Às vezes, o silêncio que antes parecia estranho ou ameaçador só está tentando nos ensinar que nem todo vazio precisa ser preenchido.
Teve uma manhã, faz pouco tempo, em que eu acordei antes do despertador e fiquei parado na cama só escutando. Não tinha carro passando, não tinha buzina, não tinha aquela trilha sonora urbana que a gente aprende a não ouvir mais de tanto ouvir. Tinha vento nas árvores, um cachorro se espreguiçando lá fora, e depois nada. Um nada tão completo que por um segundo eu estranhei, quase levantei pra ver se tinha alguma coisa errada, porque silêncio desse tamanho, hoje em dia, soa quase como defeito.
Eu passei anos treinando o ouvido pro contrário.

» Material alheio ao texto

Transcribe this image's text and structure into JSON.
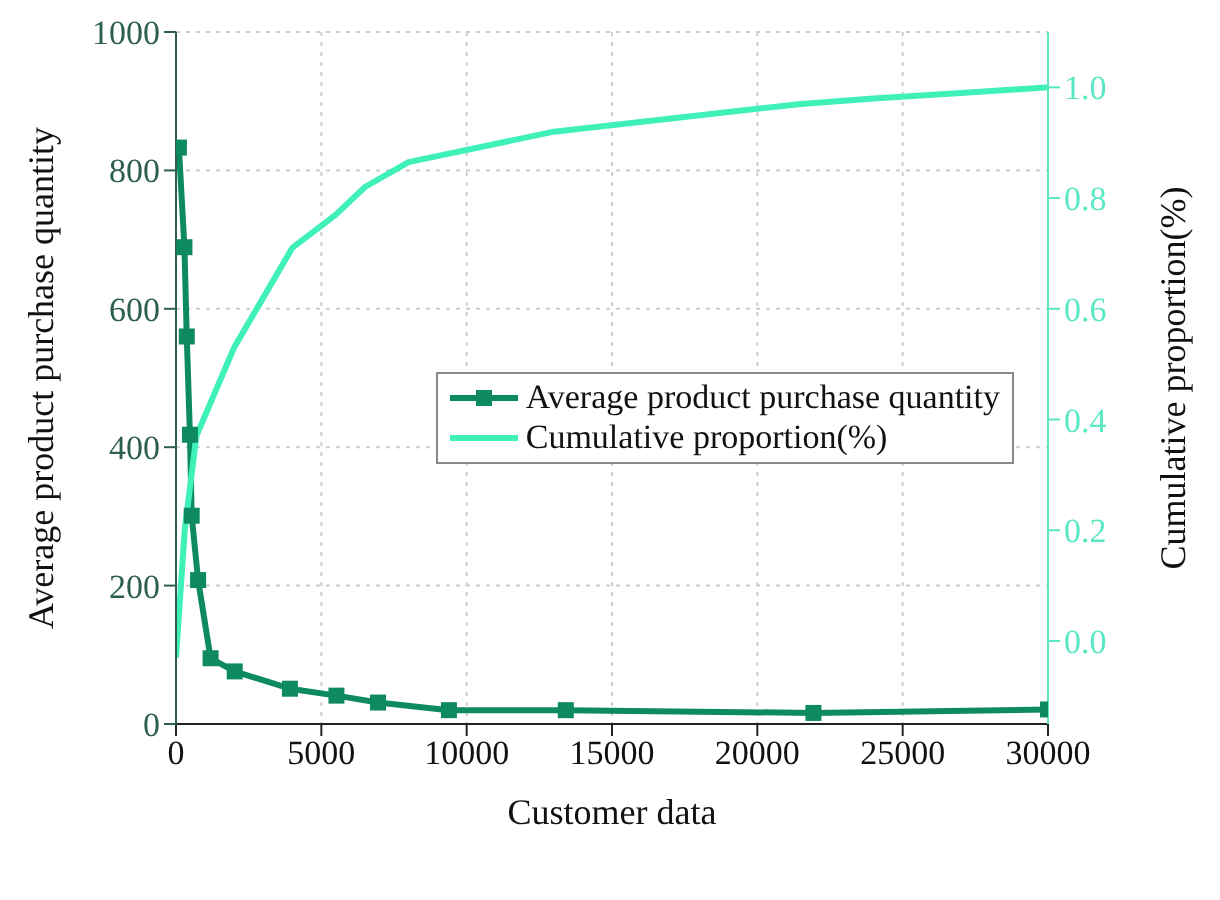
{
  "chart_data": {
    "type": "line",
    "xlabel": "Customer data",
    "ylabel": "Average product purchase quantity",
    "y2label": "Cumulative proportion(%)",
    "series": [
      {
        "name": "Average product purchase quantity",
        "color": "#0e8a63",
        "marker": "square",
        "x": [
          100,
          290,
          370,
          480,
          540,
          760,
          1190,
          2020,
          3920,
          5520,
          6950,
          9390,
          13410,
          21930,
          30000
        ],
        "values": [
          833,
          689,
          560,
          418,
          301,
          208,
          95,
          76,
          51,
          41,
          31,
          20,
          20,
          16,
          21
        ]
      },
      {
        "name": "Cumulative proportion(%)",
        "color": "#3ff0b8",
        "axis": "y2",
        "marker": "none",
        "x": [
          0,
          300,
          700,
          2000,
          4000,
          5500,
          6500,
          8000,
          13000,
          21500,
          24000,
          27000,
          30000
        ],
        "values": [
          -0.03,
          0.2,
          0.37,
          0.53,
          0.71,
          0.77,
          0.82,
          0.865,
          0.92,
          0.97,
          0.98,
          0.99,
          1.0
        ]
      }
    ],
    "xlim": [
      0,
      30000
    ],
    "xticks": [
      0,
      5000,
      10000,
      15000,
      20000,
      25000,
      30000
    ],
    "ylim": [
      0,
      1000
    ],
    "yticks": [
      0,
      200,
      400,
      600,
      800,
      1000
    ],
    "y2lim": [
      -0.15,
      1.1
    ],
    "y2ticks": [
      {
        "value": 0,
        "label": "0.0"
      },
      {
        "value": 0.2,
        "label": "0.2"
      },
      {
        "value": 0.4,
        "label": "0.4"
      },
      {
        "value": 0.6,
        "label": "0.6"
      },
      {
        "value": 0.8,
        "label": "0.8"
      },
      {
        "value": 1,
        "label": "1.0"
      }
    ],
    "grid": true,
    "legend": "right",
    "line_style": "solid"
  }
}
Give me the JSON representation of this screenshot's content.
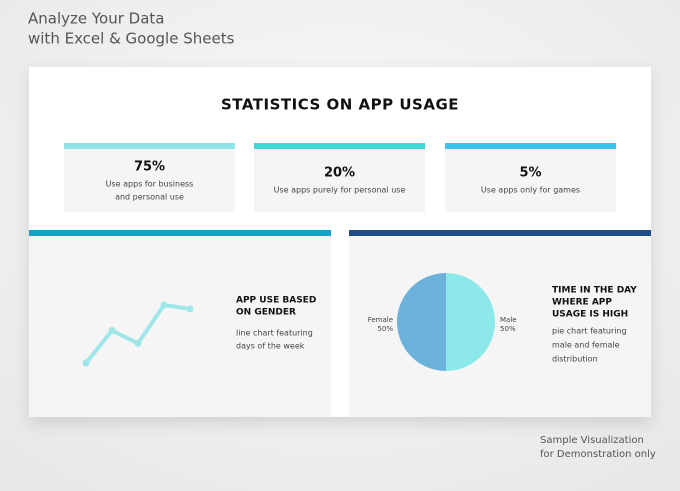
{
  "header": {
    "lines": [
      "Analyze Your Data",
      "with Excel & Google Sheets"
    ]
  },
  "title": "STATISTICS ON APP USAGE",
  "stats": [
    {
      "value": "75%",
      "lines": [
        "Use apps for business",
        "and personal use"
      ],
      "color": "#8fe4e8"
    },
    {
      "value": "20%",
      "lines": [
        "Use apps purely for personal use"
      ],
      "color": "#3fd8d8"
    },
    {
      "value": "5%",
      "lines": [
        "Use apps only for games"
      ],
      "color": "#3cc4ee"
    }
  ],
  "line_panel": {
    "heading": [
      "APP USE BASED",
      "ON GENDER"
    ],
    "description": [
      "line chart featuring",
      "days of the week"
    ],
    "bar_color": "#14a0c6",
    "chart": {
      "type": "line",
      "values": [
        0,
        33,
        20,
        59,
        55
      ],
      "ylim": [
        0,
        60
      ],
      "color": "#9ee6e8"
    }
  },
  "pie_panel": {
    "heading": [
      "TIME IN THE DAY",
      "WHERE APP",
      "USAGE IS HIGH"
    ],
    "description": [
      "pie chart featuring",
      "male and female",
      "distribution"
    ],
    "bar_color": "#1b4e87",
    "chart": {
      "type": "pie",
      "categories": [
        "Female",
        "Male"
      ],
      "values": [
        50,
        50
      ],
      "value_labels": [
        "50%",
        "50%"
      ],
      "colors": [
        "#6cb1da",
        "#8de9e9"
      ]
    }
  },
  "footer": {
    "lines": [
      "Sample Visualization",
      "for Demonstration only"
    ]
  }
}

Morei em lugar em que silêncio de madrugada geralmente significava alguma coisa acontecendo, não a ausência de coisa nenhuma. O corpo aprende essas associações sem pedir licença, e o meu aprendeu que quieto é sinônimo de alerta. Cheguei na chácara carregando esse reflexo, e nas primeiras semanas eu ligava a televisão só de fundo, ou colocava um podcast que eu nem prestava atenção, só pra preencher um vazio que na verdade não pedia preenchimento nenhum, pedia só companhia da minha própria presença.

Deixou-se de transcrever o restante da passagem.